Metropolitan News-Enterprise


Thursday, August 27, 2020


Page 1


Court of Appeal:

Late-Discovery Rule Inapplicable in Suit Against Unlicensed Contractor

Opinion Says Action for Disgorgement of Monies Paid Must Be Brought Within One Year of Completion of Work


By a MetNews Staff Writer


An action for disgorgement of funds from an unlicensed contractor must be brought within one year of the completion of the project, and that time is not extended by late-discovery of defects in the work, the Court of Appeal for this district held yesterday.

Acting Presiding Justice Thomas L. Willhite Jr. wrote the opinion which affirms a judgment by Los Angeles Superior Court Judge Huey Cotton.

The plaintiff, Eisenberg Village of the Los Angeles Jewish Home for the Aging, sought a refund of the more than $49 million it paid for work done by the Suffolk Construction Company, Inc., founding its claim on Business & Professions Code §7031(b), which provides that, subject to an exception that was not applicable:

“[A] person who utilizes the services of an unlicensed contractor may bring an action in any court of competent jurisdiction in this state to recover all compensation paid to the unlicensed contractor for performance of any act or contract.”

Cotton’s Ruling

That section, Cotton held, is subject to the one-year statute of limitation contained in Code of Civil Procedure §340(a) which applies to a suit “upon a statute for a penalty or forfeiture.”

He declared:

“In this case this court agrees with defendant that the claim is subject to a one-year statute of limitations- B&P § 7031(b) applies without regard to harm. It is a penalty not compensation for damages. An unlicensed contractor could do a wonderful job but still be required to disgorge any money paid to him.”

Agreeing, Willhite said §7031 does create a penalty, rather than constituting restitution as argued by Suffolk, because the amount to be returned bears no relationship to actual harm caused to the party for which the work was done.
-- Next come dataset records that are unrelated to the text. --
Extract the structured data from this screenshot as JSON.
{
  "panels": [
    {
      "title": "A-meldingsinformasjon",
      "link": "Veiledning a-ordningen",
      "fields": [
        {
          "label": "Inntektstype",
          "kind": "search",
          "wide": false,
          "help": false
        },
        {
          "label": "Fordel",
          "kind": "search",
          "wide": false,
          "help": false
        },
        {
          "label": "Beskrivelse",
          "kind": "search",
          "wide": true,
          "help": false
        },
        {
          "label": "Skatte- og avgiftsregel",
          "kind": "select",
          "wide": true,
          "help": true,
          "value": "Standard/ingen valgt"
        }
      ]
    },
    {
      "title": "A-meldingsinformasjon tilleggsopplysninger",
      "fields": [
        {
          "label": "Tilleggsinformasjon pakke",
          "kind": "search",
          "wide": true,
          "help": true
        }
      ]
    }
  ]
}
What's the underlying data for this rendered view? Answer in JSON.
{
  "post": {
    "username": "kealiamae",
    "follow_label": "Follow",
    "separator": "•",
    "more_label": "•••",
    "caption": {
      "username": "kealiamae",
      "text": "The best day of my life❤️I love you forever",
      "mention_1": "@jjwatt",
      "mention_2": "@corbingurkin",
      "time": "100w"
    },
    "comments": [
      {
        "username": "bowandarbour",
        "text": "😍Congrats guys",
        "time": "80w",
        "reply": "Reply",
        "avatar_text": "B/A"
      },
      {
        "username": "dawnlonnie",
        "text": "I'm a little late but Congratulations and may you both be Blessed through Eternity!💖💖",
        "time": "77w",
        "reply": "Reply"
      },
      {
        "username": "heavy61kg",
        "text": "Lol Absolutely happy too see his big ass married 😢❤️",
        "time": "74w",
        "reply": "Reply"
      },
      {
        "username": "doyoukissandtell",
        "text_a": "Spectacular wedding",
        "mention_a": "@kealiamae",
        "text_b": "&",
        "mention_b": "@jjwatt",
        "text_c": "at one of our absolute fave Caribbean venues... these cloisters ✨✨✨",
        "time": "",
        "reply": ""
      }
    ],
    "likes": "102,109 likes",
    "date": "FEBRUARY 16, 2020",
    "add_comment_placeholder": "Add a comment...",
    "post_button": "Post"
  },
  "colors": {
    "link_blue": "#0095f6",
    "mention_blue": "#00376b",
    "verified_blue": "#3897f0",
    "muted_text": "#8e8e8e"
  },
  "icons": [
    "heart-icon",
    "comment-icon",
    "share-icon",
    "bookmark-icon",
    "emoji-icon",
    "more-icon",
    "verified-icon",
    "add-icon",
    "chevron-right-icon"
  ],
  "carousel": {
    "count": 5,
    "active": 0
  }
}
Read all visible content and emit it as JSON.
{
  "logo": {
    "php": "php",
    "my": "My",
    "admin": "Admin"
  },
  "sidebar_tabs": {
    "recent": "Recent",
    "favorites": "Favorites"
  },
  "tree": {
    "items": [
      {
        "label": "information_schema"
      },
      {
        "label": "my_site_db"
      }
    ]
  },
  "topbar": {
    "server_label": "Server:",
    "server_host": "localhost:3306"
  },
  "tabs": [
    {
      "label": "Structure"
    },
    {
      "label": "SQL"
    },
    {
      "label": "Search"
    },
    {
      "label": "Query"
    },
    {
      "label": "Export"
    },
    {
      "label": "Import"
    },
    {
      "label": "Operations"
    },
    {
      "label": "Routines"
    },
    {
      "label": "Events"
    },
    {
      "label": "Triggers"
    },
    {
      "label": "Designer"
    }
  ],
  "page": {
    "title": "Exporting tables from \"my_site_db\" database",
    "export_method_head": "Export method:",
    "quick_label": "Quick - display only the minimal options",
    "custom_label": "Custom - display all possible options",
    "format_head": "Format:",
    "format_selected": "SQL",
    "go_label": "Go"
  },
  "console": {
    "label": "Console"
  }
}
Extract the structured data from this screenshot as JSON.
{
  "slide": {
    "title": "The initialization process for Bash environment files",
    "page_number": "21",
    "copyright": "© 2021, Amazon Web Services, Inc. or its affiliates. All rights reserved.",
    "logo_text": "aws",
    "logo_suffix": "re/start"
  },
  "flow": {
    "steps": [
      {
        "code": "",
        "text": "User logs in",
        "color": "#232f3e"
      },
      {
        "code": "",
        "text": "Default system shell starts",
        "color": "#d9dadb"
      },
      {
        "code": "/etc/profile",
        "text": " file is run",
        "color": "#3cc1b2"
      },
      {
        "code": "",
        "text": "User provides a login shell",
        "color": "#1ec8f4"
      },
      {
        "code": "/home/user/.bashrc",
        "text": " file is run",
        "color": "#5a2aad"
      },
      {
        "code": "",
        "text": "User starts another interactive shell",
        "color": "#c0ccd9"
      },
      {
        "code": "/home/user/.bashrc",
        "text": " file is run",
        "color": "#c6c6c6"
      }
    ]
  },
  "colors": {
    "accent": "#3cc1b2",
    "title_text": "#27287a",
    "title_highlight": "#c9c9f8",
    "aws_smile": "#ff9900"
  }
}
He noted that the statute “deprives the contractor of any compensation for labor and materials used in the construction while allowing the plaintiff to retain the benefits of that construction.”

Work was completed in June 2010. On June 30, 2013, Eisenberg brought an action against the firm that did architectural work for the project, and on March 25, 2014, amended its complaint to name Eisenberg as defendant, amending it further on May 15, 2015, to seek disgorgement.

Late Discovery

Eisenberg contended in the trial court, as on appeal, that that even if the one-year statute applies, that statute did not begin running until it discovered, in early 2015, that Suffolk had been unlicensed, and added its cause of action for disgorgement with one year of that realization.

Cotton granted summary adjudication to Suffolk on the disgorgement claim, saying that he need not determine whether the late-discovery rule applies to an action under §7031(b) because “the evidence here shows that the plaintiffs knew the facts making up the claim or could have easily discovered those facts more than a year prior to making its claim under Section 7031.”

Willhite took a different approach, declaring that the late-discovery rule has no applicability to an action under §7031(b).

‘Makes Little Sense’

He explained:

“In light of the equitable basis for the discovery rule, it makes little sense to apply the rule to claims for disgorgement under section 7031(b). A section 7031(b) claim does not require that the plaintiff suffer any injury, or at least an injury in the sense used by the courts to justify an equitable exception to the ordinary rules of accrual. The fact that a contractor does not have a valid license does not, by itself, cause the plaintiff harm (other than, perhaps, some sort of psychic harm in knowing that he or she hired someone who was not in compliance with the law).”

The jurist continued:

“Moreover, the disgorgement mandated by section 7031(b) is not designed to compensate the plaintiff for any harm, but instead is intended to punish the unlicensed contractor. Thus, holding that the discovery rule does not apply to section 7031(b) claims does not produce a harsh result for plaintiffs. To the extent a plaintiff does suffer an injury caused by an unlicensed contractor that is not easily or immediately discoverable, the discovery rule would continue to apply to other claims seeking recovery for any damages the plaintiff suffered.”

Eisenberg’s three other causes of action were dismissed with prejudice pursuant to a settlement agreement, and Suffolk obtained a judgment on the cause of action for disgorgement.

The case is Eisenberg Village of the Los Angeles Jewish Home for the Aging v. Suffolk Construction Company, Inc., B297247.

Robert Begland and Robert Campbell of Los Angeles, partners in Cox, Castle & Nicholson, acted for Eisenberg. Hector H. Espinosa, Kevin S. Asfour, Samira F. Torshizi and Timothy L. Pierce of the Century City office of K&L Gates represented Suffolk.